= Sick baby hoax =

Confidence trick

A sick baby hoax is a confidence trick where a person claims, often on a website, that they have an ill child (or sometimes a pet) and are struggling to pay for their medical expenses. Some versions of the hoax ask people to make a monetary donation directly, while others simply encourage people to share the story.
==Taking advantage of people's compassion towards children==
Professional beggars have been exploiting sick children since ancient times. The success of such scams relies on a particular compassion in people towards children. When a child is sick, this particularly touches people's hearts. An early example of this kind of hoax online is the "sick child chain letter", an email making the claim that "with every name that this [letter] is sent to, the American Cancer Society will donate 3 cents per name to her treatment".
==Spread through social media==
Social media, such as Facebook, facilitate the following form of this scam.

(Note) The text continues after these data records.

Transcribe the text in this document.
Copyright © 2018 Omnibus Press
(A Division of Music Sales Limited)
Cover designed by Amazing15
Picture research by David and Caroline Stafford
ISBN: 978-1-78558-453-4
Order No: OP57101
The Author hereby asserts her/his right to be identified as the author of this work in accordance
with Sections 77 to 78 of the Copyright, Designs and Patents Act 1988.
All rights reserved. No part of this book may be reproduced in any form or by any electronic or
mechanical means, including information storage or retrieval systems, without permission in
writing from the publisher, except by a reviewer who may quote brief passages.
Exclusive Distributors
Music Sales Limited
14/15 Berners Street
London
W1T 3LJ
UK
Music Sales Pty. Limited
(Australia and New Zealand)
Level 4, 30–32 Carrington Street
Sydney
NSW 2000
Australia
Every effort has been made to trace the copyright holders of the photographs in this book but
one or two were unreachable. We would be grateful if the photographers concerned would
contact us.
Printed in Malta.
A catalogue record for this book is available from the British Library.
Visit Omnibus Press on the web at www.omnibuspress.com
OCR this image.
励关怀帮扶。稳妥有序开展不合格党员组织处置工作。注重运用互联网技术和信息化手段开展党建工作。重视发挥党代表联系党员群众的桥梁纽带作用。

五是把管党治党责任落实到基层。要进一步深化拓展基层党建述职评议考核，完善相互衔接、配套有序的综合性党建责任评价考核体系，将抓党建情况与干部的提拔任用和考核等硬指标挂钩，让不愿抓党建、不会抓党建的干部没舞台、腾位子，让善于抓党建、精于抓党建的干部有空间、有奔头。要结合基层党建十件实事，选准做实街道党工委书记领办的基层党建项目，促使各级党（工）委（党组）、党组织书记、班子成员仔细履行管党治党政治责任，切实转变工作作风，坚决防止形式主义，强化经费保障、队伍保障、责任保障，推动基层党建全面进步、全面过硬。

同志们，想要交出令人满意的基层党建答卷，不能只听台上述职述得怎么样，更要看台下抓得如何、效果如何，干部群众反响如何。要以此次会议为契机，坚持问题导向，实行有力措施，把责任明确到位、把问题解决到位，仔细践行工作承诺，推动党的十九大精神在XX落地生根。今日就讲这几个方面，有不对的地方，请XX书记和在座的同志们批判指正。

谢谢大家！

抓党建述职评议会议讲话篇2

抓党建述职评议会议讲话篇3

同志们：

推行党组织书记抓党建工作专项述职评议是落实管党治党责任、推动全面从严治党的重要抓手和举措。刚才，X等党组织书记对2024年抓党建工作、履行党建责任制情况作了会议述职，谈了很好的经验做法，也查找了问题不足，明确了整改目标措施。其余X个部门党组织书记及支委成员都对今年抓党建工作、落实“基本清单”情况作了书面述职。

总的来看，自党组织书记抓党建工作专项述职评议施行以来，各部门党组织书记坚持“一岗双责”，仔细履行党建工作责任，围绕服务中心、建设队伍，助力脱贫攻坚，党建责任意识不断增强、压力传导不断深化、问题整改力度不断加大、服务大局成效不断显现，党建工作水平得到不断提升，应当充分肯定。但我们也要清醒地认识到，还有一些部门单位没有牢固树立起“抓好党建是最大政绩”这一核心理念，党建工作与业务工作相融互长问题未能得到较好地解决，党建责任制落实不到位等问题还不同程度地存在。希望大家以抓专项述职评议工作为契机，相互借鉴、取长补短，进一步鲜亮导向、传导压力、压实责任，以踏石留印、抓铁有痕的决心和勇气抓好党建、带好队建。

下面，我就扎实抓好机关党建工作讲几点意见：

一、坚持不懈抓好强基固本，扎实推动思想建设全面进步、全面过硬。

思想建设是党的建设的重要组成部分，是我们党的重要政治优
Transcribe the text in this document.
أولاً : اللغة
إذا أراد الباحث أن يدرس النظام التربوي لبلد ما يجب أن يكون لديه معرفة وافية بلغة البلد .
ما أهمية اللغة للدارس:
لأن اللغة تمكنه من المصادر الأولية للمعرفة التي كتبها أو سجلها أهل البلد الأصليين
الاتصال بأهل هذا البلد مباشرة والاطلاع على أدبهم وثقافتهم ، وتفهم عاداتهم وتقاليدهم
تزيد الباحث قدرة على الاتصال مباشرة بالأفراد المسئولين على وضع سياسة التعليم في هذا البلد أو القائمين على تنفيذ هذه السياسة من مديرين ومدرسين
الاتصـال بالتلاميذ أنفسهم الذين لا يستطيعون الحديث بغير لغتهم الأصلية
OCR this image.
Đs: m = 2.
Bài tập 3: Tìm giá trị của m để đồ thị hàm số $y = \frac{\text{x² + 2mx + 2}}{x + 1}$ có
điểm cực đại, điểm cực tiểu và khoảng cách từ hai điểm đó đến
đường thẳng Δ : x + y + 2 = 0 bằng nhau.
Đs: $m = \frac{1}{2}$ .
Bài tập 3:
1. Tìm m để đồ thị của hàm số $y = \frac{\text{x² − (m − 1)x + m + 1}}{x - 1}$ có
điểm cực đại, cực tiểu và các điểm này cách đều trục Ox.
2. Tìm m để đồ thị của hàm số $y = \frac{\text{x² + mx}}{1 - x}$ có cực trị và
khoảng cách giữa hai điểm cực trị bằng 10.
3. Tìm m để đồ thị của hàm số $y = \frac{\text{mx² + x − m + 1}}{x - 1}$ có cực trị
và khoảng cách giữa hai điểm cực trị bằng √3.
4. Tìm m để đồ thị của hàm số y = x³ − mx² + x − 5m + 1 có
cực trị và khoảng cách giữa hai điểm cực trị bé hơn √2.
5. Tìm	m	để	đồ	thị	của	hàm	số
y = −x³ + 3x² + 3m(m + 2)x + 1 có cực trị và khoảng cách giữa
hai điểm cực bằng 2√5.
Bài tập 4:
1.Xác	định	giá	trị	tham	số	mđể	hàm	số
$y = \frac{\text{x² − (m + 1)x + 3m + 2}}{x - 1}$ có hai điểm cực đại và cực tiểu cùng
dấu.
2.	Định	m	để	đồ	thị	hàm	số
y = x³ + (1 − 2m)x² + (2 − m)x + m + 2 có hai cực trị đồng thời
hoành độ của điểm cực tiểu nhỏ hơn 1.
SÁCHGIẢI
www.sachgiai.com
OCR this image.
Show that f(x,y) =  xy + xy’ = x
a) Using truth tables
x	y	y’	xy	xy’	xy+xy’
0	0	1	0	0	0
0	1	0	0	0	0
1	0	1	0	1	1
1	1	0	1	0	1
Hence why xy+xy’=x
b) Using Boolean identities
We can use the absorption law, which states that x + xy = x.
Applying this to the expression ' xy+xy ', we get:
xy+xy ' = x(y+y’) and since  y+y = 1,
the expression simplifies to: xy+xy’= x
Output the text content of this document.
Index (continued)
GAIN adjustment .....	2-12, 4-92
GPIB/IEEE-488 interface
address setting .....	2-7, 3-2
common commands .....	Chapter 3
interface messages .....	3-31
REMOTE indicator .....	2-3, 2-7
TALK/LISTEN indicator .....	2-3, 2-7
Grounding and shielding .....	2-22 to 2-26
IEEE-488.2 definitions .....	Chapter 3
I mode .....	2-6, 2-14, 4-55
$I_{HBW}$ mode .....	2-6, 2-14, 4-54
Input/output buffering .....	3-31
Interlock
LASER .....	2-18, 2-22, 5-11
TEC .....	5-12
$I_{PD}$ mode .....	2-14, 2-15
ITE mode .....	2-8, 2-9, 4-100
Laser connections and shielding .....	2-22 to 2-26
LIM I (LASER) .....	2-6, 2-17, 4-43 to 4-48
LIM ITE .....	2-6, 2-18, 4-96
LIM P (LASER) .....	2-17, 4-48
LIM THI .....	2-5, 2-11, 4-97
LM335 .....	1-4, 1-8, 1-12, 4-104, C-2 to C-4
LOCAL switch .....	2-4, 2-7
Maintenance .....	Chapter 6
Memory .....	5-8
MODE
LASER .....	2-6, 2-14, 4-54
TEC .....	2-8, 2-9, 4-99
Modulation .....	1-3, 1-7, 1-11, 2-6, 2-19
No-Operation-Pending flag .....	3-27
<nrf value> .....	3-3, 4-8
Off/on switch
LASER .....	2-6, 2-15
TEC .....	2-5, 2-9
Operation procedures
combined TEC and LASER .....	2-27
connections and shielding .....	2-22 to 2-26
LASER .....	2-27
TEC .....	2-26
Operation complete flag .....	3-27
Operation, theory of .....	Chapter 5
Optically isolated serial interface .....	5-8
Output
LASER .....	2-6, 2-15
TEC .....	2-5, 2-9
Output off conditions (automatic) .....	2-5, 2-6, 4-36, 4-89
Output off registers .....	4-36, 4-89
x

A photo of a sick child is posted online, commonly without knowledge of the relatives, accompanied by a heart-touching story and sometimes a request for donations, which are simply collected by the scammer. Often these photos become viral, so it becomes close to impossible to take them down. Since Facebook has been slow to address the problem efficiently (relying on user takedown requests and reports only), several scam- and hoax-combatting websites have worked together to raise the awareness of social media providers regarding this issue.